Ukiyo-e: traditional Japanese woodblock paintings | Sunday Observer

Ukiyo-e: traditional Japanese woodblock paintings

21 March, 2021

In the space of modern global culture, very few nations have managed to achieve the popularity and ubiquity that Japan has accumulated. Thanks to Japan’s relatively early investment in soft power, its arts, habits, music, cuisine and other relevant fields managed to significanthaly t rival the west in terms of prominence. However, despite contemporary Japan becoming known for its uniqueness, a strong cultural identity is far from a new development. Japan, despite its period of isolation, became highly in influential on global culture from the moment its borders were forcefully opened to the world.
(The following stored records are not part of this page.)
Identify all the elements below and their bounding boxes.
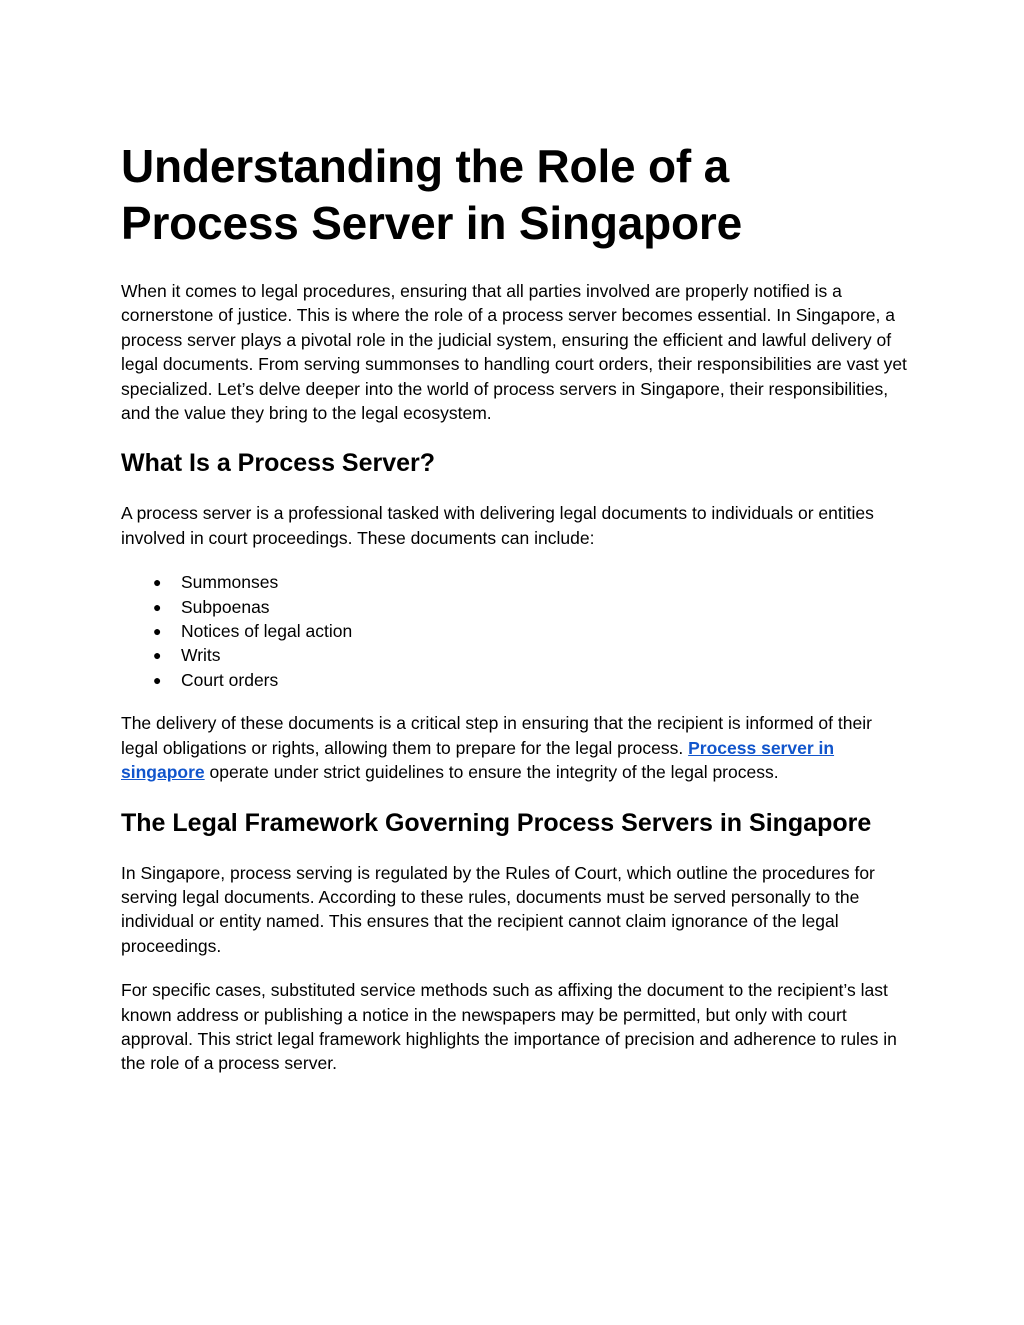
heading-what-is-process-server: What Is a Process Server? xyxy=(121,449,436,478)
list-item-label: Court orders xyxy=(181,669,279,690)
list-item-label: Subpoenas xyxy=(181,596,270,617)
legal-paragraph-2: For specific cases, substituted service methods such as affixing the document to the recipient’s last known address or publishing a notice in the newspapers may be permitted, but only with court approval. This strict legal framework highlights the importance of precision and adherence to rules in the role of a process server. xyxy=(121,980,897,1074)
list-item-label: Summonses xyxy=(181,572,279,593)
delivery-paragraph xyxy=(121,711,911,784)
heading-legal-framework: The Legal Framework Governing Process Servers in Singapore xyxy=(121,808,872,837)
bullet-icon: ● xyxy=(153,598,162,615)
bullet-icon: ● xyxy=(153,623,162,640)
document-page xyxy=(121,138,911,1076)
bullet-icon: ● xyxy=(153,574,162,591)
what-paragraph: A process server is a professional tasked with delivering legal documents to individuals or entities involved in court proceedings. These documents can include: xyxy=(121,503,874,548)
delivery-text-after: operate under strict guidelines to ensure the integrity of the legal process. xyxy=(204,762,779,783)
list-item-label: Writs xyxy=(181,645,221,666)
list-item xyxy=(121,570,911,594)
list-item xyxy=(121,643,911,667)
bullet-icon: ● xyxy=(153,671,162,688)
legal-paragraph-1: In Singapore, process serving is regulated by the Rules of Court, which outline the procedures for serving legal documents. According to these rules, documents must be served personally to the individual or entity named. This ensures that the recipient cannot claim ignorance of the legal proceedings. xyxy=(121,862,875,956)
delivery-text-before: The delivery of these documents is a critical step in ensuring that the recipient is informed of their legal obligations or rights, allowing them to prepare for the legal process. xyxy=(121,713,872,758)
list-item xyxy=(121,595,911,619)
list-item xyxy=(121,619,911,643)
list-item-label: Notices of legal action xyxy=(181,621,353,642)
page-title: Understanding the Role of a Process Server in Singapore xyxy=(121,140,742,249)
intro-paragraph: When it comes to legal procedures, ensuring that all parties involved are properly notified is a cornerstone of justice. This is where the role of a process server becomes essential. In Singapore, a process server plays a pivotal role in the judicial system, ensuring the efficient and lawful delivery of legal documents. From serving summonses to handling court orders, their responsibilities are vast yet specialized. Let’s delve deeper into the world of process servers in Singapore, their responsibilities, and the value they bring to the legal ecosystem. xyxy=(121,281,907,424)
bullet-icon: ● xyxy=(153,647,162,664)
list-item xyxy=(121,668,911,692)
document-types-list xyxy=(121,570,911,692)
process-server-link[interactable]: Process server in singapore xyxy=(121,737,835,783)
Beginning in the mid-19th century, Japonisme or the popularity of Japanese culture in Europe, had a great influence on Western culture; having influenced the likes of van Gogh and even Renoir. While most aspects of Japanese culture were popularised, such as Japanese decorative art, gardens and even theatre. However, the single most popular aspect of Japanese culture, which had the most influence on the global perception of classical Japan was Ukiyo-e or Japanese woodblock prints and paintings.

Woodblock printing

Developed by Buddhist monks for the purposes of propagating Buddhism, woodblock printing was a largely underused technique that allowed relatively cheap mass production of print. Originating in China and as a result spreading to Japan, print was not a popular technique as most of the population in both countries were largely illiterate and art was a luxury exclusive to noblemen. This meant that mass production was not necessary. However, as the nations grew more stable, the time for luxuries like literature and art grew. This was especially true for Japan, which at the time had just been unified under the Tokugawa Shogunate.

This period of time, know as the Edo period, saw great development in terms of culture and being in over 200 years of relative peace and stability meant most common people were free to indulge in luxuries usually reserved for the elite. Woodblock printing was a vital contributor for this massive cultural shift.

Ukiyo-e, translated as ‘Pictures of a Floating World’, refers to type of art which were printed by woodblock and mass produced. Characterised by its depictions of the experiences and pleasures of the common people at time, these prints were massively popular among the middle class, commonly serving as decorations in many households. Initially printed in monochrome, Japanese woodblock publishers worked out ways to print in color, though Ukiyo-e art continued to be printed in monochrome and colored in after the fact.

The subjects of the paintings may vary greatly but the most common were depictions of beautiful women(bijin-ga), kabuki actors(yakusha-e) and landscapes. Most depictions of women were that of geishas and courtesans, though there was never any attempt to detail the nuances of any individual woman, instead focusing on the aesthetics of the fashions at the time.

As depictions of sex and pornography was not seen as offensive by Japanese religion nor the Government, erotic art or shunga prints were also a popular genre of Ukiyo-e, though productions of it were eventually suppressed by the following Meiji era. As Shintoism, the primary native religion of Japan worshipped gods that existed in nature, landscapes were quite popular and though its rise was seen much later in history, this was the most popular genre of Ukiyo-e that was spread by the west and in turn forged global perception of classical Japanese art.